Os estabelecidos e os outsiders foi publicado pela primeira vez em 1965. Nasceu de um
estudo realizado numa comunidade próxima de Leicester, no fim da década de 1950 e início
da de 1960, por John Scotson, um professor da região que estava interessado na delinqüência
juvenil. Nas mãos de Norbert Elias, porém, esse estudo circunscrito foi reelaborado de
maneira a esclarecer processos sociais de alcance geral na sociedade humana — inclusive a
maneira como um grupo de pessoas é capaz de monopolizar as oportunidades de poder e
utilizá-las para marginalizar e estigmatizar membros de outro grupo muito semelhante (por
exemplo, através do poderoso instrumento da fofoca), e a maneira como isso é vivenciado nas
“imagens de nós” de ambos os grupos, em suas auto-imagens coletivas.

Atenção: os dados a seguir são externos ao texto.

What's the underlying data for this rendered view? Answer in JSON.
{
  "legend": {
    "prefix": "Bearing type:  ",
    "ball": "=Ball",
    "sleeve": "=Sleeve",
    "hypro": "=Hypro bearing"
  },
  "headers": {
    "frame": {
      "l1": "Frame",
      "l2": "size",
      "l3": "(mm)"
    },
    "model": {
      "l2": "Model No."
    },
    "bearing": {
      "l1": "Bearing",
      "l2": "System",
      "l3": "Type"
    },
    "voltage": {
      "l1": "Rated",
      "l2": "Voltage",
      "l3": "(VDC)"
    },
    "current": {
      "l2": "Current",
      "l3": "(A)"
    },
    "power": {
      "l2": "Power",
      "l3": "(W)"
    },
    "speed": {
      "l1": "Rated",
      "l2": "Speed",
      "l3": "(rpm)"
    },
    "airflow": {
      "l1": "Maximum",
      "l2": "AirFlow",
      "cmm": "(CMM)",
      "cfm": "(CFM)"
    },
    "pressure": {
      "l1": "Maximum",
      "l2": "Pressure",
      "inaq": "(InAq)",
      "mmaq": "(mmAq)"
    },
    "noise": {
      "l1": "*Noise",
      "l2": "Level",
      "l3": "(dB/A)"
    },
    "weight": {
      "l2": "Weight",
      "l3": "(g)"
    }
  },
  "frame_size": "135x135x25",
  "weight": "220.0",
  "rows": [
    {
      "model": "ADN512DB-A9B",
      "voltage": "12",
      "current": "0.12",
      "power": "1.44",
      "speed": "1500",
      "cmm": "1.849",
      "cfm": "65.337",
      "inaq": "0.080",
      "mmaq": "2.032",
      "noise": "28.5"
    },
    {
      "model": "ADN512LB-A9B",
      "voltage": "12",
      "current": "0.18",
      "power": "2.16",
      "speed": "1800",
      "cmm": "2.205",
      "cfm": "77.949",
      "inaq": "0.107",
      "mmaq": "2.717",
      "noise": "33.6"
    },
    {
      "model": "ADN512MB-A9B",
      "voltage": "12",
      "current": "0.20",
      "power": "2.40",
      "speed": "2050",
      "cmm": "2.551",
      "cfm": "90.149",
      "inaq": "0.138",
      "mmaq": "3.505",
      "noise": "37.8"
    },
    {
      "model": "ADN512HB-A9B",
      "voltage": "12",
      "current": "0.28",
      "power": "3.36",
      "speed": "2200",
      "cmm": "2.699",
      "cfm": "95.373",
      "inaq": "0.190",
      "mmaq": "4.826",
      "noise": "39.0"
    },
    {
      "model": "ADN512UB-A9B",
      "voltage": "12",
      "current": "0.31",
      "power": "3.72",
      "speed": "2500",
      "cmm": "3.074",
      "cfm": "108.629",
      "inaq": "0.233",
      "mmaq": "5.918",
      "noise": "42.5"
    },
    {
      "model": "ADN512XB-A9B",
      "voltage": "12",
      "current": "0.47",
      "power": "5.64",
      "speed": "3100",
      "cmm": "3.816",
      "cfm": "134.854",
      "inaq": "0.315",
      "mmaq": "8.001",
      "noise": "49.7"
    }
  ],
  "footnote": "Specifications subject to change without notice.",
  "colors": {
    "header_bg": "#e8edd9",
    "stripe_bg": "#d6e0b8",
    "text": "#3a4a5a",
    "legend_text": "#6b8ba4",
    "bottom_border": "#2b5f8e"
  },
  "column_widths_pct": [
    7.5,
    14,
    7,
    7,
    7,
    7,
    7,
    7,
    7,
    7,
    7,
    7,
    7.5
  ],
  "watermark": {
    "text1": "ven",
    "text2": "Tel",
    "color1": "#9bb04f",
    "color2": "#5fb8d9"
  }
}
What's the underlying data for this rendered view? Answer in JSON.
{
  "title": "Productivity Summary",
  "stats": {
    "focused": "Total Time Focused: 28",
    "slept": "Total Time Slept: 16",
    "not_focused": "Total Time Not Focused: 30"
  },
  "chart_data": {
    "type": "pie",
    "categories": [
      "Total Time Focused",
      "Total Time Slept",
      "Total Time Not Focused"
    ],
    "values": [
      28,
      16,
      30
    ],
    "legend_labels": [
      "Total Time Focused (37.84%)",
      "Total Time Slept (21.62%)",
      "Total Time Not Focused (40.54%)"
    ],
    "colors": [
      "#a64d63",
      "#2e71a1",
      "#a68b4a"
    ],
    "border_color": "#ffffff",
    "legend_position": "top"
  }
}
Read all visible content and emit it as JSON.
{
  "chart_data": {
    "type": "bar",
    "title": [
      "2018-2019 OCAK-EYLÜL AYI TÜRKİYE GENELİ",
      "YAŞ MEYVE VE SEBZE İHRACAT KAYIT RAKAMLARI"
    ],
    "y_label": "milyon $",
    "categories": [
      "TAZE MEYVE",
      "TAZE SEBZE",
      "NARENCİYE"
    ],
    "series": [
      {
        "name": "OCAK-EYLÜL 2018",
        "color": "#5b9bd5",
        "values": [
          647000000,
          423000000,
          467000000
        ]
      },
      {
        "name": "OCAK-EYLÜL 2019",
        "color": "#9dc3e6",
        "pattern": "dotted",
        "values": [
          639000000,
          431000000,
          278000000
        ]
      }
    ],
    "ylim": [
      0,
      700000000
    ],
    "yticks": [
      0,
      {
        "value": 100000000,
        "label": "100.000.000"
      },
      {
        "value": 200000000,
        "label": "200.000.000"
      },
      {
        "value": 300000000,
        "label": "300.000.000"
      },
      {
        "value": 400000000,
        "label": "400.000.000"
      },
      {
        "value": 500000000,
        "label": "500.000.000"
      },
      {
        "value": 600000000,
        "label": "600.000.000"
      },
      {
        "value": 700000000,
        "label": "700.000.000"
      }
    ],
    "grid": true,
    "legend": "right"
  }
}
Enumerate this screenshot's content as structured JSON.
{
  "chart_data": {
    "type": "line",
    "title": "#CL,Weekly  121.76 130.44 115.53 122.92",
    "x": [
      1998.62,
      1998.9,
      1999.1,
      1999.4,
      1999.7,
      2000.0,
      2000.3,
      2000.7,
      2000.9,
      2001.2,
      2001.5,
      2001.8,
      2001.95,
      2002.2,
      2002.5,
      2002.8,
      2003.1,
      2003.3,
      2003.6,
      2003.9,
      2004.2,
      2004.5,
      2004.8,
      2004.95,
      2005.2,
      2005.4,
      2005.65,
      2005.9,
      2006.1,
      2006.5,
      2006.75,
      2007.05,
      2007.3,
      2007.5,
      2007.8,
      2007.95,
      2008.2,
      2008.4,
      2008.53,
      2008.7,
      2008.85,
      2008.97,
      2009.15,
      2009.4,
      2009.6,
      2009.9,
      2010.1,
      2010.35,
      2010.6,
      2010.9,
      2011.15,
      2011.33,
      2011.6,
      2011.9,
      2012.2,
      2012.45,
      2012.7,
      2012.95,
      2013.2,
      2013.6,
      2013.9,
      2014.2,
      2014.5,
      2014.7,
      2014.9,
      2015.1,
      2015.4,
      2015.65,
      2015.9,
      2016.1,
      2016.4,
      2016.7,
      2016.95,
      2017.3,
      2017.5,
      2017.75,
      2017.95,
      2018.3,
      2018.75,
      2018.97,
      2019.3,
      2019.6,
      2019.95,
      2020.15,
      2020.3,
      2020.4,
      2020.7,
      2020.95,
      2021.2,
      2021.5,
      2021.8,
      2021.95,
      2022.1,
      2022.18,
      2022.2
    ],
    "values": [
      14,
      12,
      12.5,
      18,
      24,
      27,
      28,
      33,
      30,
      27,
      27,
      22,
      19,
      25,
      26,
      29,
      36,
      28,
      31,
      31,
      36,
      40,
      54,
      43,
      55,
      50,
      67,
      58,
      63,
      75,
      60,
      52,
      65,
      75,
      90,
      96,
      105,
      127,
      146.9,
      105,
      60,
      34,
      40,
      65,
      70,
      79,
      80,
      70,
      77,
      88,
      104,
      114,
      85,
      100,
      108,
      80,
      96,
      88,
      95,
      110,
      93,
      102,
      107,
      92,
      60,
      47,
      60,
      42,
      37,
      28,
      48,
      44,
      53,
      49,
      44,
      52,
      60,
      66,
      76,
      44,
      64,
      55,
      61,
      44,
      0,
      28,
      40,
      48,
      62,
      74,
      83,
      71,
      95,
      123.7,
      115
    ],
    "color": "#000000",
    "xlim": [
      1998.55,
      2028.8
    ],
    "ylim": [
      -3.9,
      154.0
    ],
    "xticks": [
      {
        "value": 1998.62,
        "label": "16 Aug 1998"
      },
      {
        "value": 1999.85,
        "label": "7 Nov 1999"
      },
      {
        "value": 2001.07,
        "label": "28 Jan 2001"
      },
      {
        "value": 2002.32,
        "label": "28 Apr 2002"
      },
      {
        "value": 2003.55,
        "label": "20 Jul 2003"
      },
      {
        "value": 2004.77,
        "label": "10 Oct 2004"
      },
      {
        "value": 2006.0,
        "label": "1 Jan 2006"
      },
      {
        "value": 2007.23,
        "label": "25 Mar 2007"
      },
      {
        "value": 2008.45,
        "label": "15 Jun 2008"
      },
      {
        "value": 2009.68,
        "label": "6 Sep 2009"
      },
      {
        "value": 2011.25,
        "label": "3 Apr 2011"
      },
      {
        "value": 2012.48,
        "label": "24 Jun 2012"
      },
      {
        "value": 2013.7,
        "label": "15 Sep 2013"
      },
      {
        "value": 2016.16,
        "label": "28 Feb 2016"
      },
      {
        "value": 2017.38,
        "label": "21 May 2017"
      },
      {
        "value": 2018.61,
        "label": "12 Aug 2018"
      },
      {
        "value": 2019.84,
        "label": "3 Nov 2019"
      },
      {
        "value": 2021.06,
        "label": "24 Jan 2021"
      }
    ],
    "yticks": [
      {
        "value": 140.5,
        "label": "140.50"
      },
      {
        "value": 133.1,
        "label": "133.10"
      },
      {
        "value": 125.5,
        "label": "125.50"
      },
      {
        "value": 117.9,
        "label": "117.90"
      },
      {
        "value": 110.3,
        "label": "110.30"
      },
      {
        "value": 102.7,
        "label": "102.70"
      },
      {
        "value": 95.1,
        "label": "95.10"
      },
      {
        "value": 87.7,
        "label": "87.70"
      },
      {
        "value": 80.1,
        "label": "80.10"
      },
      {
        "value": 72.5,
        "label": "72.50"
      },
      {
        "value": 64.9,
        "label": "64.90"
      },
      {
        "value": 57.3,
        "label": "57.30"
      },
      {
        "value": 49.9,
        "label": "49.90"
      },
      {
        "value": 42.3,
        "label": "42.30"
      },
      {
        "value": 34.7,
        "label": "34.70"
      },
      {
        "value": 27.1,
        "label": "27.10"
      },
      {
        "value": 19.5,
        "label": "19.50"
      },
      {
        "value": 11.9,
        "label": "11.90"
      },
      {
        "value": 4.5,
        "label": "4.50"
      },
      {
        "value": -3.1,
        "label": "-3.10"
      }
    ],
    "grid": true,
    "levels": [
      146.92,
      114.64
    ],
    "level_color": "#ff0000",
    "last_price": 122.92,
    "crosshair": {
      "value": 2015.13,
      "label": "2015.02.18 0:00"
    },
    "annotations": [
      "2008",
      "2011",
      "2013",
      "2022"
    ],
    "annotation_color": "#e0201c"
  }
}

Dez anos depois, Elias ditou, em inglês, uma longa introdução inédita para a tradução
holandesa do livro. Esse “Ensaio teórico sobre as relações entre estabelecidos e outsiders”
esclareceu como era possível aplicar sua teoria a toda uma gama de padrões mutáveis da
desigualdade humana: relações entre classes, grupos étnicos, colonizadores e colonizados,
homens e mulheres, pais e filhos, homossexuais e heterossexuais. Durante muitos anos, supôs-
se que algumas partes do texto em inglês desse importante ensaio se houvessem perdido, mas
elas foram encontradas em 1994 e a versão final foi montada por mim e por Saskia Visser. O
ensaio é publicado pela primeira vez neste volume, exatamente como Elias o ditou, exceto por
ligeiras mudanças editoriais. Pouco antes de morrer, em 1990, Elias acrescentou, para a
edição alemã do livro, um pequeno posfácio sobre um livro de Harper Lee, To Kill a Mocking
Bird [incluído igualmente nesta edição brasileira].